Hi,
I’m wondering how one would go about making a “flattener” type modifying technique to:
Take a torus geometry and flatten “to taste” the top and bottom of the poles of it…
(Considering its the usual horizontal orientation)
Imagine a torus sliced into horizontal sections.
How would I go about generating those one by one using a “flattening” of the points in the up/down axis?
(Not slicing a whole torus up)
Thanks!
Since it starts with a super-flat torus, and then just expands it according to your needs and the displacement map - this solution could likely be also used here.
Seems it’s not a torus geometry at all, but several lathe geometries.

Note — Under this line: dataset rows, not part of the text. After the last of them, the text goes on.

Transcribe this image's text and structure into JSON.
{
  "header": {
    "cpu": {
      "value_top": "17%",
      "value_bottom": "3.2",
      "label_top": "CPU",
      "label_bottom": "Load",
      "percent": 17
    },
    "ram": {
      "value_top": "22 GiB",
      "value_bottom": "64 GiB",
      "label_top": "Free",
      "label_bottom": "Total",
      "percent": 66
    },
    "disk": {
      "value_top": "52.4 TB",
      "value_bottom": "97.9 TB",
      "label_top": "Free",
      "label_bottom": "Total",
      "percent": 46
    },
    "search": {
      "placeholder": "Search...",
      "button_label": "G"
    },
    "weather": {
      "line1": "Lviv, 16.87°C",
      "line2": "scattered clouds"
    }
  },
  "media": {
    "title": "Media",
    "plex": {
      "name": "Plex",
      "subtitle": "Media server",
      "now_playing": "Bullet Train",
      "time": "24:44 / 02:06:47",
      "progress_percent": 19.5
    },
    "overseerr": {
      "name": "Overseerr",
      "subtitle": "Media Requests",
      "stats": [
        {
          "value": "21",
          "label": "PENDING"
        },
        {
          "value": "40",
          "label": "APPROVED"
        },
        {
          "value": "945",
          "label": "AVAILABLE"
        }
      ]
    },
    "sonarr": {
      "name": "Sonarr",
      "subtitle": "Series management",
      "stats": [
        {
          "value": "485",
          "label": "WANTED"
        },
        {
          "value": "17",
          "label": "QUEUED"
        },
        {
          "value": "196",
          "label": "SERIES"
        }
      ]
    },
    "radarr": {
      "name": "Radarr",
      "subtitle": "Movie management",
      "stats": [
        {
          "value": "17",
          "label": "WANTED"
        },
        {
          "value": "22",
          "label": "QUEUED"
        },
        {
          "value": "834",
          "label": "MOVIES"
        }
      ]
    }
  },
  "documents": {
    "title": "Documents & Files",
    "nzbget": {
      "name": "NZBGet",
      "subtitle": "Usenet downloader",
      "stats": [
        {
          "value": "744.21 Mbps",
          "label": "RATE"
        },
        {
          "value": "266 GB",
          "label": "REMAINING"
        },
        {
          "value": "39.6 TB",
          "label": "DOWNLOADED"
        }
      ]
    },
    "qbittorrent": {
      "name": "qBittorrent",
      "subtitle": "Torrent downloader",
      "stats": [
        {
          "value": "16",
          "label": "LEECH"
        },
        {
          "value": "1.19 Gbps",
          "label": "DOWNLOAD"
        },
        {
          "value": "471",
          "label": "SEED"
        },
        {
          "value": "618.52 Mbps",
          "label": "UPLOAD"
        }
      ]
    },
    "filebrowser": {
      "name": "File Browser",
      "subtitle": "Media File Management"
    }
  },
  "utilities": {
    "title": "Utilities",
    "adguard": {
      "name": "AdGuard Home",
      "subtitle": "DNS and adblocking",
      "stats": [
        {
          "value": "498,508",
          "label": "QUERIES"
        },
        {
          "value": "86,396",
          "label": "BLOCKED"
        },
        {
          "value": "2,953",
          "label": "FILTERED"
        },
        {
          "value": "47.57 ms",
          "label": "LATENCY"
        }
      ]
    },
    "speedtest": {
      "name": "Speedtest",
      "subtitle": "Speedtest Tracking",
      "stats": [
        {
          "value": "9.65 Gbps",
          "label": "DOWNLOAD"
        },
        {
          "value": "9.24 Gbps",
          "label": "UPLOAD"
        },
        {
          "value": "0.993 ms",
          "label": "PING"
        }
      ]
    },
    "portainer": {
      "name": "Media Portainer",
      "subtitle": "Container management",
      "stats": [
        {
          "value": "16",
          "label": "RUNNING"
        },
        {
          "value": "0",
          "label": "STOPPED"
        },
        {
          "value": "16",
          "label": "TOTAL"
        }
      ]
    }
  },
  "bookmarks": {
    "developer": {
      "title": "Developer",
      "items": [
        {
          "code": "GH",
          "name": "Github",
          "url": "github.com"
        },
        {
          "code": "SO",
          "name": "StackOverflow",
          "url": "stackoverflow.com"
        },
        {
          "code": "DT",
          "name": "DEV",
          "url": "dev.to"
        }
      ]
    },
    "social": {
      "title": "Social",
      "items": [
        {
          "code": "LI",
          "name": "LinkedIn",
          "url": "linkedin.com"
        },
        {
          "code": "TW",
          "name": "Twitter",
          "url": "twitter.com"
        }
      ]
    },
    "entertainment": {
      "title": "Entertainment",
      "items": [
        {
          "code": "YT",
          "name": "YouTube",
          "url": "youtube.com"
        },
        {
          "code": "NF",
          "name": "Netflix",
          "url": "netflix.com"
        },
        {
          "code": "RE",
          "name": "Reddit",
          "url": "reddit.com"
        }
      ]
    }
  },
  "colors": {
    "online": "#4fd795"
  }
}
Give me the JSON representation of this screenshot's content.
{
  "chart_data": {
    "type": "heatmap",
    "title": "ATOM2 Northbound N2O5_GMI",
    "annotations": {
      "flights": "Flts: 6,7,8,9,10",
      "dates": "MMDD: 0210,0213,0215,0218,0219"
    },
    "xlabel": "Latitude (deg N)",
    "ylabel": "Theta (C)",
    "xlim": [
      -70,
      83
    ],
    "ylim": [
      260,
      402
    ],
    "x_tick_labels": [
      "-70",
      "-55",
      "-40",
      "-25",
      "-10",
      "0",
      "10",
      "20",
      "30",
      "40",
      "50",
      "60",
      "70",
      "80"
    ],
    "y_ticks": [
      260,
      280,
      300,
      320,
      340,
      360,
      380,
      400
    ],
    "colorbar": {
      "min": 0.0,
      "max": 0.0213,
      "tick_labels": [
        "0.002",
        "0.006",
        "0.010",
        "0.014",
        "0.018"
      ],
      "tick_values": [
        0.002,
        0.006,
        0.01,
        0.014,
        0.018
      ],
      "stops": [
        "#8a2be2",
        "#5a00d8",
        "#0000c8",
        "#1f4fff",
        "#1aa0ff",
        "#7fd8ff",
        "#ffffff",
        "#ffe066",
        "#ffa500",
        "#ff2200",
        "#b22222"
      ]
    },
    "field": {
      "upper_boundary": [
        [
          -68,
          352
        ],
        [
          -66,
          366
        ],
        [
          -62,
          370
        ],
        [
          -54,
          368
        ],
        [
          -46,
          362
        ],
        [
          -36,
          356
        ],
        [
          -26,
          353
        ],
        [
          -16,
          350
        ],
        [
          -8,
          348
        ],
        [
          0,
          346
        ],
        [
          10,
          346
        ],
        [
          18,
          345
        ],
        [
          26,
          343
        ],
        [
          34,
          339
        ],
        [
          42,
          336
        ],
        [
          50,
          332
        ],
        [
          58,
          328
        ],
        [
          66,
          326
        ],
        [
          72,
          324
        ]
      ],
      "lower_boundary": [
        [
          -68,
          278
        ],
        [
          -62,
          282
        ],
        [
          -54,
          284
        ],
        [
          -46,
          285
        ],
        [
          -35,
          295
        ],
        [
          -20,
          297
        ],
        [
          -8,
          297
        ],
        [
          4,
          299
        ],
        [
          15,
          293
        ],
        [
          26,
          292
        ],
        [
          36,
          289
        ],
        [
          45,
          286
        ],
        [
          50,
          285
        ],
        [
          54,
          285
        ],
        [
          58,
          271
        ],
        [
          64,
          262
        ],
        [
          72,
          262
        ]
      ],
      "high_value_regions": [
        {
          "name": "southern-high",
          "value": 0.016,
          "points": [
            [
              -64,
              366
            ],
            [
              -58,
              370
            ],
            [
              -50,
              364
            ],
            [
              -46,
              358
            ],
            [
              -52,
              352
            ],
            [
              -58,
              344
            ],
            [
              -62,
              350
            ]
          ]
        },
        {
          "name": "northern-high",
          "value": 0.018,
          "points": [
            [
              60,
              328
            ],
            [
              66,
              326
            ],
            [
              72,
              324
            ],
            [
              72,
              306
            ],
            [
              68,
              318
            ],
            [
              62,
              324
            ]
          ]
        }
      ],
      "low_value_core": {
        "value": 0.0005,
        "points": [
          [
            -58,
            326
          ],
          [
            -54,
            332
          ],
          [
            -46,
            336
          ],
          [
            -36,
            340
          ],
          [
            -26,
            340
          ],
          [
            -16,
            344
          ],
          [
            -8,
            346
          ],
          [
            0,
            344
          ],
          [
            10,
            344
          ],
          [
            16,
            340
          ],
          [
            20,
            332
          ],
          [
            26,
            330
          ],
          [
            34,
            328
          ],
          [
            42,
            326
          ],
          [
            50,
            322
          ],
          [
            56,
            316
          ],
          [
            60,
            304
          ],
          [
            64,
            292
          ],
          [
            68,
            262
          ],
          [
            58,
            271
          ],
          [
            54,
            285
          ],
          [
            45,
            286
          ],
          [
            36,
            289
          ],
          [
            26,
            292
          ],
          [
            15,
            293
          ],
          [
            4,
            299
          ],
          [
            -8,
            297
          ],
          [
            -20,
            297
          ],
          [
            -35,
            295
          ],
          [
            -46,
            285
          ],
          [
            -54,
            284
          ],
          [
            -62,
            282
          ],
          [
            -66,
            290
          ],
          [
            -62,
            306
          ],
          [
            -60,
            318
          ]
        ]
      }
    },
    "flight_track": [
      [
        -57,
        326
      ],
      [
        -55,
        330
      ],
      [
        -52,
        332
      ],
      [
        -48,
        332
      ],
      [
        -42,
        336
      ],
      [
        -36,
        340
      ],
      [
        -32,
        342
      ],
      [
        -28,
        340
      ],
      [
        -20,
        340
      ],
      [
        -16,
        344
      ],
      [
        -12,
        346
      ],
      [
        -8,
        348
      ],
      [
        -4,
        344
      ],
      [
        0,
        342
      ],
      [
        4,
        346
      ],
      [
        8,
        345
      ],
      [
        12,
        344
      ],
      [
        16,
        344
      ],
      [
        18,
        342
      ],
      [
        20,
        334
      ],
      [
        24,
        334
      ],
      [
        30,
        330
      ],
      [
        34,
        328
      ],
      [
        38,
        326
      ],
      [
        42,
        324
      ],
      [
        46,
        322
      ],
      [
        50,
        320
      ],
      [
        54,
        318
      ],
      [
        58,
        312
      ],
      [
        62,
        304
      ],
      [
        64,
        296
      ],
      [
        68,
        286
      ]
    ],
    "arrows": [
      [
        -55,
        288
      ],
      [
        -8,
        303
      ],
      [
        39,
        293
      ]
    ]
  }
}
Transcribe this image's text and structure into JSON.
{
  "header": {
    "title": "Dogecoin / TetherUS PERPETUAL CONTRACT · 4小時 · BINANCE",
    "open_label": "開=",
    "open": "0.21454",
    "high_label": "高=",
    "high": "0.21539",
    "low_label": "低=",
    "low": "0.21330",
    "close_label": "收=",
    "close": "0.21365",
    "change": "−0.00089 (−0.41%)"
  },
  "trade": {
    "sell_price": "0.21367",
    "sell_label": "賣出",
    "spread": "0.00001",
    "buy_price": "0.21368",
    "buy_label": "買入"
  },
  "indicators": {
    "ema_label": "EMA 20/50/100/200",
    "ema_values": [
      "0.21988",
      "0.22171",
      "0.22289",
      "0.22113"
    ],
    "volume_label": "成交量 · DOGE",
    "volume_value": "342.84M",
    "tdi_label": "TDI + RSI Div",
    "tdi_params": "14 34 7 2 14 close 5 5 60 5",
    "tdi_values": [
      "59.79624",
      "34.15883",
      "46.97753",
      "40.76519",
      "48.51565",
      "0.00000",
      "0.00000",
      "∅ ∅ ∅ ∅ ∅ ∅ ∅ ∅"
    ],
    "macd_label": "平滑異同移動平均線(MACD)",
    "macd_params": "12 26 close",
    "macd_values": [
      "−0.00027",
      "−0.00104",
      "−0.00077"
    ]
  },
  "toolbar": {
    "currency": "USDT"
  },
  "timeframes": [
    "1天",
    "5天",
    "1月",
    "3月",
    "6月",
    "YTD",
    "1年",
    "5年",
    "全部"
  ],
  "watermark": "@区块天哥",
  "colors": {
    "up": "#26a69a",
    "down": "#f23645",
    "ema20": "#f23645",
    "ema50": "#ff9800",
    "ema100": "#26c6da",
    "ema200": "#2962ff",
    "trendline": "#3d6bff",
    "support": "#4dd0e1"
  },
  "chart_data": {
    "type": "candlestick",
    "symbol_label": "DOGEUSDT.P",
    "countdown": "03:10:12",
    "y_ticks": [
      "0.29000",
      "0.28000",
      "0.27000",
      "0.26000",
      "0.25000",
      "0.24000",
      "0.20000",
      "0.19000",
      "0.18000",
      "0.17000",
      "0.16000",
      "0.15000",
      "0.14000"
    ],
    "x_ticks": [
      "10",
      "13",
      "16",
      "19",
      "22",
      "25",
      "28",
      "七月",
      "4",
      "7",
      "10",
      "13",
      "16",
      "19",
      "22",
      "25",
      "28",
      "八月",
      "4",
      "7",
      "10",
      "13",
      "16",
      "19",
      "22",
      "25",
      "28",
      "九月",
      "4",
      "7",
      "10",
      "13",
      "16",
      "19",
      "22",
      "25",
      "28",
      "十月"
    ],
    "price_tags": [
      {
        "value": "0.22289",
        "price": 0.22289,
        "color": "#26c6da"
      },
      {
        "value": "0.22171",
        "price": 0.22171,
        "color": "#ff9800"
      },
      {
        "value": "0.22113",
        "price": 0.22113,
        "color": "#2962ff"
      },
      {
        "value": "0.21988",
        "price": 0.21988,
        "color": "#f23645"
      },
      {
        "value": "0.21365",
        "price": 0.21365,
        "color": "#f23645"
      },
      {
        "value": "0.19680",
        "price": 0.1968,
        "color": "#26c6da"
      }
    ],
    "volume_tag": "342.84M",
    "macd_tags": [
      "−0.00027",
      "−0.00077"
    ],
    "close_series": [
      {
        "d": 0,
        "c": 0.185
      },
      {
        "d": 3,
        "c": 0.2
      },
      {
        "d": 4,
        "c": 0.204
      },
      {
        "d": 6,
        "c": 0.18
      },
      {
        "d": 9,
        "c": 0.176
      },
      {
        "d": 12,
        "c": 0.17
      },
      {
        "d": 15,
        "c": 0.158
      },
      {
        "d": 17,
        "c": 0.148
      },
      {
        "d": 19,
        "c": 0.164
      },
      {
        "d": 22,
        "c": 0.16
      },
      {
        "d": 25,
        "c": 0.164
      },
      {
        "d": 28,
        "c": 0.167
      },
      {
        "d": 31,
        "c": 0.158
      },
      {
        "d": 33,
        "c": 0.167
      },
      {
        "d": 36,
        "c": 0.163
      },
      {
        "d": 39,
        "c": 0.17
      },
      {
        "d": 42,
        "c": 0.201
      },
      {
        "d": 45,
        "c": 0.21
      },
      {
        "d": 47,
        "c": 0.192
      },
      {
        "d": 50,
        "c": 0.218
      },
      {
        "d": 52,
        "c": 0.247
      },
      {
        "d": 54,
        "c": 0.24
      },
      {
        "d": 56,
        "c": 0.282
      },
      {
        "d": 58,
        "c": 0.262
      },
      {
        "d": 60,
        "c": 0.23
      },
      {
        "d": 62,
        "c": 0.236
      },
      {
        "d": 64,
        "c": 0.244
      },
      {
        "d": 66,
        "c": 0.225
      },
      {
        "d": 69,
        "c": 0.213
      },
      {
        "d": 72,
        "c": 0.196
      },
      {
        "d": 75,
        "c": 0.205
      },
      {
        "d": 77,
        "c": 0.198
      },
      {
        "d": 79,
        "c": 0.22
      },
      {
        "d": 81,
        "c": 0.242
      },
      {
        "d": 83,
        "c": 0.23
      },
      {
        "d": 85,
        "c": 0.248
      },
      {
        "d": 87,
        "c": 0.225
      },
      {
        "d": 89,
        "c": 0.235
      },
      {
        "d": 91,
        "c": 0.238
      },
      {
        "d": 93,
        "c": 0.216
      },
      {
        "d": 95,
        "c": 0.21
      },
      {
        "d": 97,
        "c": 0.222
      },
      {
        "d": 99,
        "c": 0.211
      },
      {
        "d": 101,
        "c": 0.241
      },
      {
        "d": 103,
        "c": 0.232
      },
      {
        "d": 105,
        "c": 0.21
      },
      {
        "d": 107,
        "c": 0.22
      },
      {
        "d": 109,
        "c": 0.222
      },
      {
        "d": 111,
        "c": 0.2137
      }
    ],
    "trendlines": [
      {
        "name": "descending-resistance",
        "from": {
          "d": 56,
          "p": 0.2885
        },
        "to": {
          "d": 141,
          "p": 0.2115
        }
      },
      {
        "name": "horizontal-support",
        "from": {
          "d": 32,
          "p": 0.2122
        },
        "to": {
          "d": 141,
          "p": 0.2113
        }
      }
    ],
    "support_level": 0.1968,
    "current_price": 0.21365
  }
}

Wow both your guys suggestions on that thread are great. I’ll check them out.
Thanks
Actually I wonder if I made a circle with a displacement map of horizontal stripes on it, then lathed THAT… To have the non displaced stripes be the only ones extruded along the lathe…hmmm what do you guys think?
Hmm but although the displacement will flatten, it would never completely “cut” or disallow extrusion huh.
If I use the flattening, via either method, and wanted just say, a torus in just 6 slices total, is just have to make 3 at different settings, then group and clone the group…then flip the cloned group on its vertical axis…
A very rough, thus imperfect 
, solution with LatheGeometry:
Example: https://jsfiddle.net/prisoner849/1j3usg5o/
Picture:
Don’t know if I understood the task correctly, but how about this?
TorusFlat
Hey thanks for that example.
That’s what I needed for the non-sliced version.
Very cool. I’ll be trying this thanks!
is this where you did the flattening…?
let v = new THREE.Vector3();
for( let i = 0; i < pos.count; i++ ){
v.fromBufferAttribute( pos, i );
pos.setZ( i, Math.abs( v.z ) > 0.3 ? Math.sign( v.z ) * 0.3 : v.z );
}
Of course, that’s all there is to the program. 
You can also do it asymmetrically.
const a = 0.4;
const b = -0.1;
for( let i = 0; i < pos.count; i++ ){
v.fromBufferAttribute( pos, i );
//pos.setZ( i, Math.abs( v.z ) > 0.3 ? Math.sign( v.z ) * 0.3 : v.z );
if ( v.z > a ) v.z = a;
if ( v.z < b ) v.z = b;
pos.setZ( i, v.z );
}
But the signs of a and b should be different. Otherwise you get a boundary with the radius of the whole torus.
const a = 0.42;
const b = 0.25;
In this case, another solution is needed. Like the one from @prisoner849.